Two-part episode of All in the Family

"Edith's Crisis of Faith" is a two-part episode of the American television sitcom All in the Family. It aired as the 13th and 14th episodes of season 8, on December 18 and 25 in 1977.

== Production ==
The episode includes the third and final appearance of Beverly LaSalle (played by Lori Shannon), after "Archie the Hero" (in which Archie Bunker saves her life) and “Beverly Rides Again” (in which she invites the Bunkers out to dinner).

== Plot ==
Beverly LaSalle, a transvestite and friend of Edith Bunker, is attacked with Mike Stivic a few days before Christmas in an incident of gay bashing. Mike survives the ordeal with only minor injuries, but Beverly is killed. Edith has a crisis of faith and begins to wonder how God would allow people to punish one of His children. She believes that all people are worthy of love and feels a sense of loss and sadness at the tragic event, and doesn't understand it.
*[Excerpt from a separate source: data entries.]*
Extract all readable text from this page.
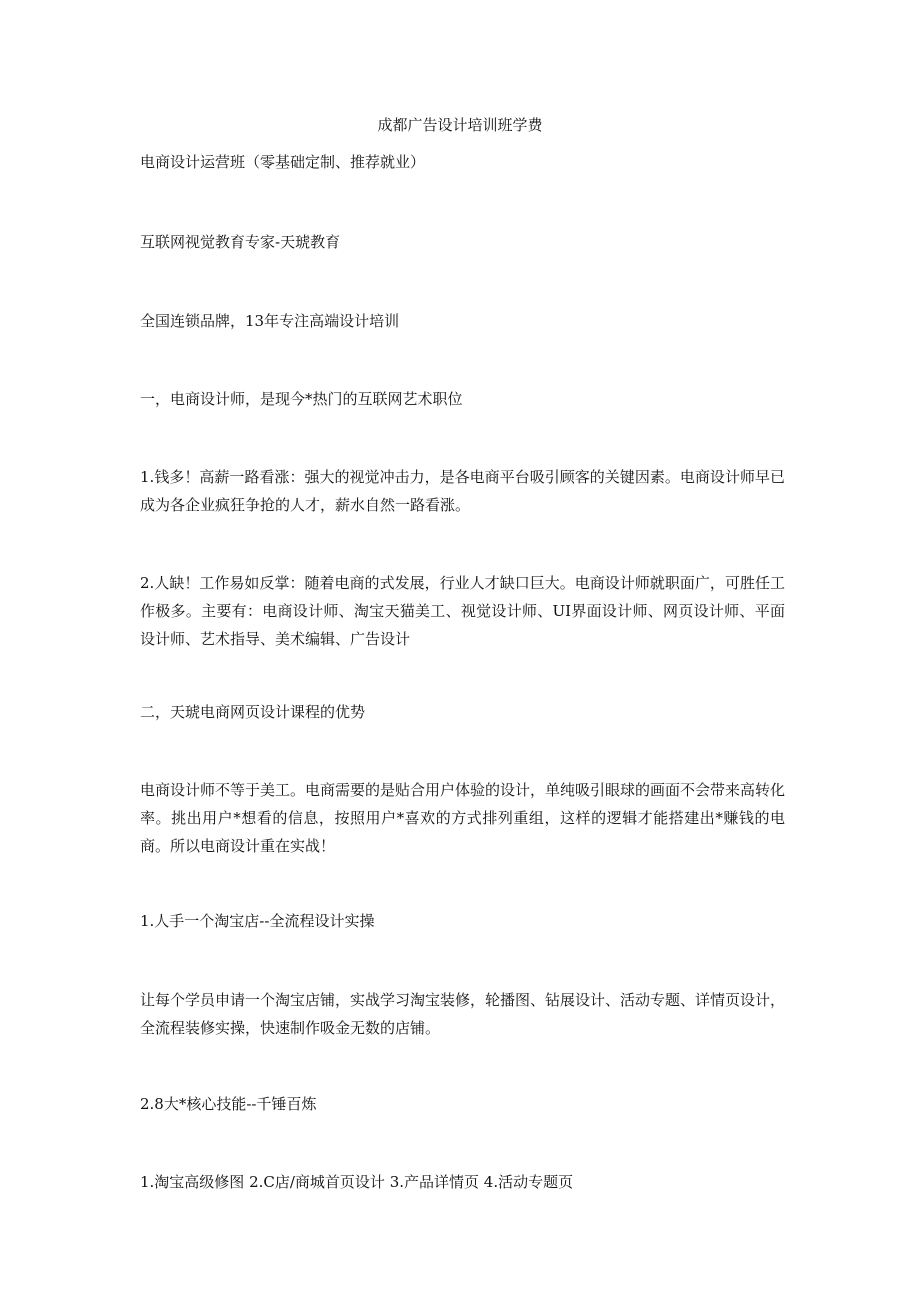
成都广告设计培训班学费

电商设计运营班（零基础定制、推荐就业）

互联网视觉教育专家-天琥教育

全国连锁品牌，13年专注高端设计培训

一，电商设计师，是现今*热门的互联网艺术职位

1.钱多！高薪一路看涨：强大的视觉冲击力，是各电商平台吸引顾客的关键因素。电商设计师早已成为各企业疯狂争抢的人才，薪水自然一路看涨。

2.人缺！工作易如反掌：随着电商的式发展，行业人才缺口巨大。电商设计师就职面广，可胜任工作极多。主要有：电商设计师、淘宝天猫美工、视觉设计师、UI界面设计师、网页设计师、平面设计师、艺术指导、美术编辑、广告设计

二，天琥电商网页设计课程的优势

电商设计师不等于美工。电商需要的是贴合用户体验的设计，单纯吸引眼球的画面不会带来高转化率。挑出用户*想看的信息，按照用户*喜欢的方式排列重组，这样的逻辑才能搭建出*赚钱的电商。所以电商设计重在实战！

1.人手一个淘宝店--全流程设计实操

让每个学员申请一个淘宝店铺，实战学习淘宝装修，轮播图、钻展设计、活动专题、详情页设计，全流程装修实操，快速制作吸金无数的店铺。

2.8大*核心技能--千锤百炼

1.淘宝高级修图 2.C店/商城首页设计 3.产品详情页 4.活动专题页
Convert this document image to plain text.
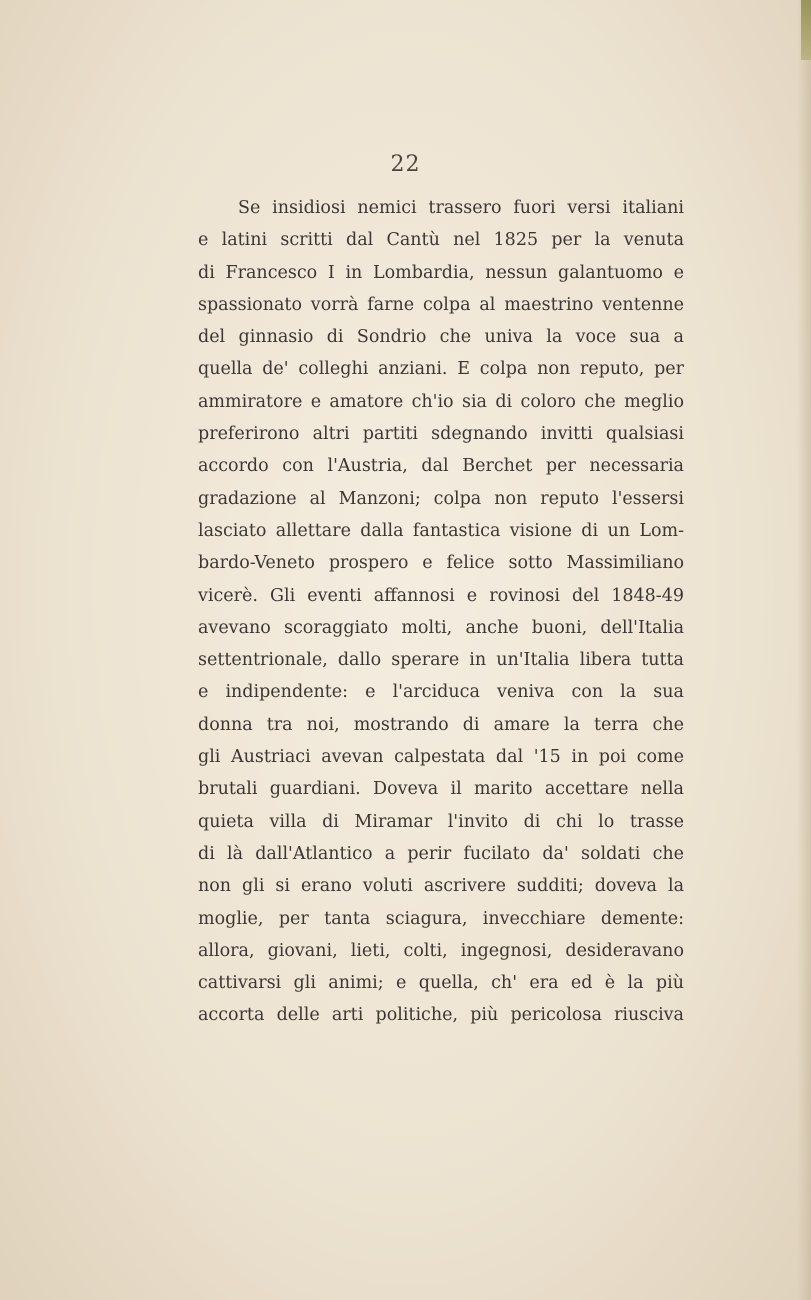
22
Se insidiosi nemici trassero fuori versi italiani
e latini scritti dal Cantù nel 1825 per la venuta
di Francesco I in Lombardia, nessun galantuomo e
spassionato vorrà farne colpa al maestrino ventenne
del ginnasio di Sondrio che univa la voce sua a
quella de' colleghi anziani. E colpa non reputo, per
ammiratore e amatore ch'io sia di coloro che meglio
preferirono altri partiti sdegnando invitti qualsiasi
accordo con l'Austria, dal Berchet per necessaria
gradazione al Manzoni; colpa non reputo l'essersi
lasciato allettare dalla fantastica visione di un Lom-
bardo-Veneto prospero e felice sotto Massimiliano
vicerè. Gli eventi affannosi e rovinosi del 1848-49
avevano scoraggiato molti, anche buoni, dell'Italia
settentrionale, dallo sperare in un'Italia libera tutta
e indipendente: e l'arciduca veniva con la sua
donna tra noi, mostrando di amare la terra che
gli Austriaci avevan calpestata dal '15 in poi come
brutali guardiani. Doveva il marito accettare nella
quieta villa di Miramar l'invito di chi lo trasse
di là dall'Atlantico a perir fucilato da' soldati che
non gli si erano voluti ascrivere sudditi; doveva la
moglie, per tanta sciagura, invecchiare demente:
allora, giovani, lieti, colti, ingegnosi, desideravano
cattivarsi gli animi; e quella, ch' era ed è la più
accorta delle arti politiche, più pericolosa riusciva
== Critical reception and analysis ==
Michael Abernathy of PopMatters wrote that this episode highlighted the "social stigma against trans persons, an act of injustice emphasized by Edith's inability to understand humanity's rejection of people like her dear friend." NewNowNext said in 2016 that the storyline was groundbreaking for 1975 and even by then-current standards. The Queer Encyclopedia of Film and Television described the episode as "daring and disturbing". DVDTalk noted that while Edith says that while Beverly was killed because of "who she was", the episode is coy about specifying what that is. The Age of Netflix argued that by choosing to air both parts of the episode on Christmas night 1977, the episode " massively recalibrates the episode's affective stakes" by forcing viewers to associate the holiday with a time to "(mourn) queer loss".